Die ganze Geschichte mit dem "Volkszorn"in der Bild | Screenshots: bild.de

Lebensmittelgutscheine werden nur verteilt, wenn Jobangebote abgelehnt werden oder wenn Arbeitslose anderweitig gegen Auflagen des Staates verstoßen. Darauf ist notiert, wofür sie eingelöst werden dürfen, "Alkohol und Tabakwaren" sind ausdrücklich ausgenommen. 2016 wurden gerade einmal 3,1 Prozent der Hartz-IV-Empfänger mit Sanktionen belegt. Das summiert sich allerdings: Seit 2007 hat das Amt deswegen fast zwei Milliarden Euro zurückgehalten. Aber die Bild rechnet vor: Wenn jemand, der alleinstehend ist, alle Jobangebote ausschlägt, bekommt er nur noch Gutscheine. Allerdings sind das etwa 200 Euro weniger als der normale Satz von 409 Euro, also nur noch 205 Euro.

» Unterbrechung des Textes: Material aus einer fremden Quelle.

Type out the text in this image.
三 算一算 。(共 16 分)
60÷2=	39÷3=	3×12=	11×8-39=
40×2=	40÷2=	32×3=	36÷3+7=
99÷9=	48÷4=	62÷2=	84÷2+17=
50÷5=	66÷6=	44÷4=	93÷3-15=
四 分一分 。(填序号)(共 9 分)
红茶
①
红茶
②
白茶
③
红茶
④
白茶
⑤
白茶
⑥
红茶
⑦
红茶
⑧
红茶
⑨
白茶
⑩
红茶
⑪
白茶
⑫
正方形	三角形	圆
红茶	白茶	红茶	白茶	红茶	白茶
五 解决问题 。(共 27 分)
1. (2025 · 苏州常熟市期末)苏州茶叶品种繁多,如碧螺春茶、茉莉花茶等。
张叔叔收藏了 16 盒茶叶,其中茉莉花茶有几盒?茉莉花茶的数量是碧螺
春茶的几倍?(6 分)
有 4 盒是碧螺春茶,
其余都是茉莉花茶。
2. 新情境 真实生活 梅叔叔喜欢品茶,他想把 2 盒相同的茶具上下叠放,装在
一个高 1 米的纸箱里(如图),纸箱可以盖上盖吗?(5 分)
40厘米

Besonders hart getroffen werden Hartz-IV-Bezieher, die Suchtprobleme haben. Insgesamt gibt es 1,3 Millionen Alkoholabhängige im Land – aus allen Schichten. Interessiert die Bild aber nicht, für angebliche "Sozialschmarotzer" hat man dort wenig Verständnis. Der Artikel war gestern auf dem Premium-Platz ganz oben, in der Printausgabe immerhin auf Seite drei.

Dabei sind die Sanktionen gegen Hartz-IV-Empfänger schwer umstritten. Das Grundgesetz garantiert den deutschen Bürgern ein Existenzminimum und es ist fragwürdig, ob das bei Sanktionen noch gewährleistet ist. Die Chefin des Sozialverbands VdK Deutschland, Ulrike Mascher, bezweifelt das: "Es darf nicht sein, dass das verfassungsrechtlich garantierte Existenzminimum immer wieder unterschritten wird."